Studying the movement of cellular channels under the microscope

Master’s student Haifei You (pictured; Swayne Lab) has received a Canada Graduate Scholarship – Master’s (CGS-M) from the Natural Sciences and Engineering Research Council of Canada (NSERC) to study how pannexin 1 (PANX1) moves from the outer surface of neural cells to membranes inside those cells.

imagePANX1 is a channel protein that forms doorways in membranes that surround cells. These doorway proteins enable the transmission of signals telling the cell how to change in response to its environment, and they also act as scaffolds to bring key signalling proteins together. These functions allow PANX1 to conduct a variety of roles in the brain, both in development and disease.

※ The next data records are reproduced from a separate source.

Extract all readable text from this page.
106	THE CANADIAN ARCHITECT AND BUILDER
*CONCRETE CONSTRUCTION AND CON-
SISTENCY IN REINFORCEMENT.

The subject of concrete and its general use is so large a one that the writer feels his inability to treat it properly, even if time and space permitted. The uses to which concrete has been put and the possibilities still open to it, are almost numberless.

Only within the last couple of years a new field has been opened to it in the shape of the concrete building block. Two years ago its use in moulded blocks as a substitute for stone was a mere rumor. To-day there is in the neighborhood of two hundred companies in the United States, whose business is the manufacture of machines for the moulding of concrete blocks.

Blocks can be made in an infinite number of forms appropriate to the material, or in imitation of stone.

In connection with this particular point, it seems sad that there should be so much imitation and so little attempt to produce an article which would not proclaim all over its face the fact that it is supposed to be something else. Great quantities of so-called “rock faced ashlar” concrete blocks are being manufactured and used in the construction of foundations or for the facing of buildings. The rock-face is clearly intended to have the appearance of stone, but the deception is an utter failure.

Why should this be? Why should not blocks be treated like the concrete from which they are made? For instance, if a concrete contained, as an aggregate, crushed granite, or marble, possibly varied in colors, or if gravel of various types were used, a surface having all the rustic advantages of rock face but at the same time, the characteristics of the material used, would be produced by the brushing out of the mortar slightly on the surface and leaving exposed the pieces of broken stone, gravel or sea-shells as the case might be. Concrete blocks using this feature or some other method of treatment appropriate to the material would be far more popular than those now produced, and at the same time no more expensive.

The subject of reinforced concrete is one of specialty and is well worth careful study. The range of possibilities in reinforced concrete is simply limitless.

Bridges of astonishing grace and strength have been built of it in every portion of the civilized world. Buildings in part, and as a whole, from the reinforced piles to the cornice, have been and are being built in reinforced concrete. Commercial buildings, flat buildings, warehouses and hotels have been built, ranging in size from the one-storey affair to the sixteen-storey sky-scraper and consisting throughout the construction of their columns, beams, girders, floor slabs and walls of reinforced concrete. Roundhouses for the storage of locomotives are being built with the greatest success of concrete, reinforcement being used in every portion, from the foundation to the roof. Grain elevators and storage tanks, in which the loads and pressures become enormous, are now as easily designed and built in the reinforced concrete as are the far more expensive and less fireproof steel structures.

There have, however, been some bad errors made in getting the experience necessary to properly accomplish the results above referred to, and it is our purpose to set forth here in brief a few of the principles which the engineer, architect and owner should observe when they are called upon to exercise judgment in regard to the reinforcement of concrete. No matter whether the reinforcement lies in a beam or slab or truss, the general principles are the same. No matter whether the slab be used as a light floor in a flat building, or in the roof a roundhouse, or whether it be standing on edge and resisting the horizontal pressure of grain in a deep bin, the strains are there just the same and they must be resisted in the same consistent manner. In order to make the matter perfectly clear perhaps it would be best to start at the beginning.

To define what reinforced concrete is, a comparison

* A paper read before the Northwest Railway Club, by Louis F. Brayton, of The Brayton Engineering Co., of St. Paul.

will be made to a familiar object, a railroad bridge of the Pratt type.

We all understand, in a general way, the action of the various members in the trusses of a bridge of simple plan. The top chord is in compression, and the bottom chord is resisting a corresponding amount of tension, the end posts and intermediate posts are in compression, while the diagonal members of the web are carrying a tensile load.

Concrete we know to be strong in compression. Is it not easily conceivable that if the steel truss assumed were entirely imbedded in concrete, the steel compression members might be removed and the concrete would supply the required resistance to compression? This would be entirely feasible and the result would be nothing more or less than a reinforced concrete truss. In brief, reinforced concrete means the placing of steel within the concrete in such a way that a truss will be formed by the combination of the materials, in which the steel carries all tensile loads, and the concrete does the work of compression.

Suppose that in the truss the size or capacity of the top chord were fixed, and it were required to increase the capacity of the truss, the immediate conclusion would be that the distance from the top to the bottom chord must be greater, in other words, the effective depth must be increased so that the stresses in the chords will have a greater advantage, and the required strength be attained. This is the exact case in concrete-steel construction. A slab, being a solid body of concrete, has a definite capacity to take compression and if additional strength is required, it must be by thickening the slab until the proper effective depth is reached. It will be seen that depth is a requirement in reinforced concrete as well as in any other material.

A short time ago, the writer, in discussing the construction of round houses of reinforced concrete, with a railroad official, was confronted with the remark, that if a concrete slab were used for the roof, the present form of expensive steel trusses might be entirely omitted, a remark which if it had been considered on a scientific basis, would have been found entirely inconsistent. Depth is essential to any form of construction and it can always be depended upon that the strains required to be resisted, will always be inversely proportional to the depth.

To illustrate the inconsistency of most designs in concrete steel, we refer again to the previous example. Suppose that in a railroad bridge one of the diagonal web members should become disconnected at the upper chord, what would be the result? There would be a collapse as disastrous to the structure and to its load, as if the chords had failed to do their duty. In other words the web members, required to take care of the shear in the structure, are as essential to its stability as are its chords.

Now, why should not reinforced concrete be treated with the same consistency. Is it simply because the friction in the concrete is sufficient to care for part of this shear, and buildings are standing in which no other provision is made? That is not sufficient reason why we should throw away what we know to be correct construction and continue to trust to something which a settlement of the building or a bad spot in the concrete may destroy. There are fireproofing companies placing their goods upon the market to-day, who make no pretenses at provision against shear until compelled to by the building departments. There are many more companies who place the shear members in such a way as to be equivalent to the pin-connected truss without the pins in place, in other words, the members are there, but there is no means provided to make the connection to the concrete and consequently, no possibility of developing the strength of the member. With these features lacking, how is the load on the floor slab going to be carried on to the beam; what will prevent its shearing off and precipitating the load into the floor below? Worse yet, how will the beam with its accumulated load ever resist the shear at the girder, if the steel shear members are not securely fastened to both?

The Swayne Lab previously reported that extracellular ATP triggers internalization of PANX1 in a model neural cell line, called Neuro2a, thereby increasing the levels of PANX1 inside those cells. This model was used in the foundational work because these cells are relatively uncomplicated compared to neurons, facilitating the tracking of PANX1. For her CGS-M project, Haifei is exploring the cellular mechanism underlying this internalization process. Based on prior work, some of which the lab published in a preprint article, she suspects that it may be via a process known as macropinocytosis, or “cell-drinking.” This is when a cell internalizes large amounts of fluid, molecules, and membrane in large vesicles aptly called macropinosomes.

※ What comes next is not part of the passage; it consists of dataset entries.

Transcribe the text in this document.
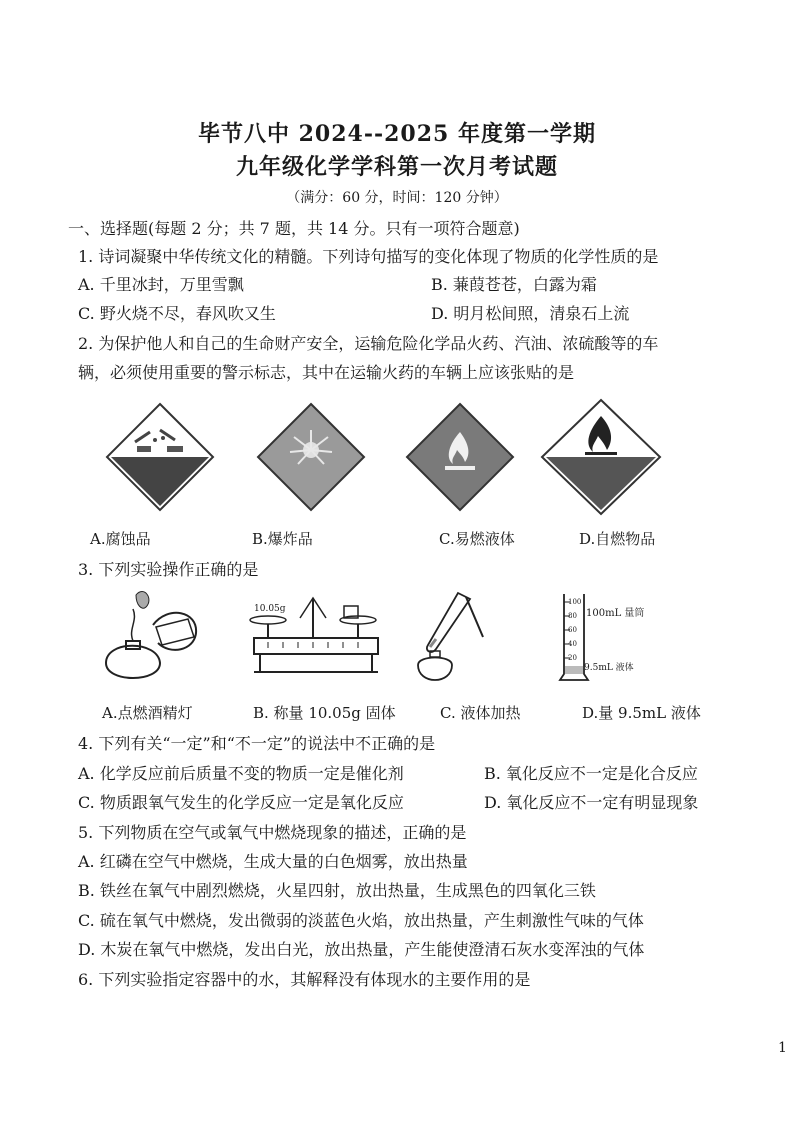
毕节八中 2024--2025 年度第一学期
九年级化学学科第一次月考试题
（满分：60 分，时间：120 分钟）
一、选择题(每题 2 分；共 7 题，共 14 分。只有一项符合题意)
1. 诗词凝聚中华传统文化的精髓。下列诗句描写的变化体现了物质的化学性质的是
A. 千里冰封，万里雪飘	B. 蒹葭苍苍，白露为霜
C. 野火烧不尽，春风吹又生	D. 明月松间照，清泉石上流
2. 为保护他人和自己的生命财产安全，运输危险化学品火药、汽油、浓硫酸等的车
辆，必须使用重要的警示标志，其中在运输火药的车辆上应该张贴的是
A.腐蚀品	B.爆炸品	C.易燃液体	D.自燃物品
3. 下列实验操作正确的是
10.05g
100
80
60
40
20
100mL 量筒
9.5mL 液体
A.点燃酒精灯	B. 称量 10.05g 固体	C. 液体加热	D.量 9.5mL 液体
4. 下列有关“一定”和“不一定”的说法中不正确的是
A. 化学反应前后质量不变的物质一定是催化剂	B. 氧化反应不一定是化合反应
C. 物质跟氧气发生的化学反应一定是氧化反应	D. 氧化反应不一定有明显现象
5. 下列物质在空气或氧气中燃烧现象的描述，正确的是
A. 红磷在空气中燃烧，生成大量的白色烟雾，放出热量
B. 铁丝在氧气中剧烈燃烧，火星四射，放出热量，生成黑色的四氧化三铁
C. 硫在氧气中燃烧，发出微弱的淡蓝色火焰，放出热量，产生刺激性气味的气体
D. 木炭在氧气中燃烧，发出白光，放出热量，产生能使澄清石灰水变浑浊的气体
6. 下列实验指定容器中的水，其解释没有体现水的主要作用的是
1
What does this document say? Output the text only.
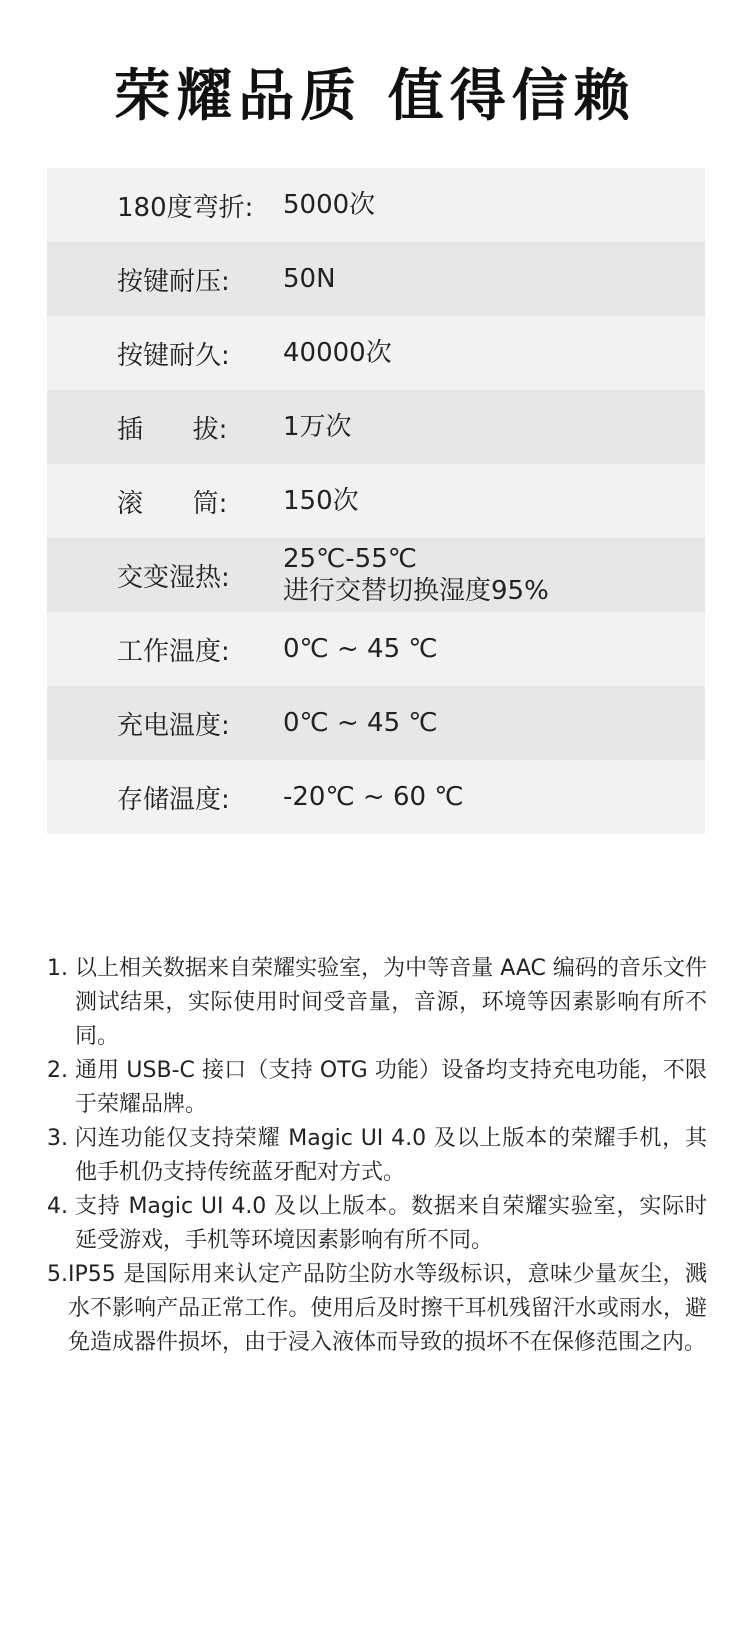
荣耀品质 值得信赖
180度弯折:	5000次
按键耐压:	50N
按键耐久:	40000次
插      拔:	1万次
滚      筒:	150次
交变湿热:
25℃-55℃
进行交替切换湿度95%
工作温度:	0℃ ~ 45 ℃
充电温度:	0℃ ~ 45 ℃
存储温度:	-20℃ ~ 60 ℃
1. 以上相关数据来自荣耀实验室，为中等音量 AAC 编码的音乐文件测试结果，实际使用时间受音量，音源，环境等因素影响有所不同。
2. 通用 USB-C 接口（支持 OTG 功能）设备均支持充电功能，不限于荣耀品牌。
3. 闪连功能仅支持荣耀 Magic UI 4.0 及以上版本的荣耀手机，其他手机仍支持传统蓝牙配对方式。
4. 支持 Magic UI 4.0 及以上版本。数据来自荣耀实验室，实际时延受游戏，手机等环境因素影响有所不同。
5. IP55 是国际用来认定产品防尘防水等级标识，意味少量灰尘，溅水不影响产品正常工作。使用后及时擦干耳机残留汗水或雨水，避免造成器件损坏，由于浸入液体而导致的损坏不在保修范围之内。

Haifei is using imaging techniques, including super-resolution and confocal microscopy, to determine if the vesicles containing PANX1 are located at the same sites as the macropinosomes. “If we observe this correlation, it would suggest that the mechanism of internalization is macropinocytosis,” she says. She presented her preliminary findings at the 16th Canadian Neuroscience Meeting in Montreal in May.

Haifei will also use the same techniques to determine if PANX1 is also internalized by macropinocytosis in cultured neurons. These experiments will be more technically challenging given that neurons have a relatively more complex shape, but Haifei will have garnered ample experience from her initial work with Neuro2a cells. “I’m excited to apply these imaging techniques to neurons and to confirm exactly how PANX1 is getting inside cells. The outcomes of this work might also provide clues as to what PANX1 might be doing on the inside and how its various functions in cells could be linked.”

CGS-M awards are administered jointly by Canada’s three granting agencies: NSERC, the Canadian Institutes of Health Research, and the Social Sciences and Humanities Research Council. These awards are highly competitive and are designed to support research excellence, innovation, and impact in the health field.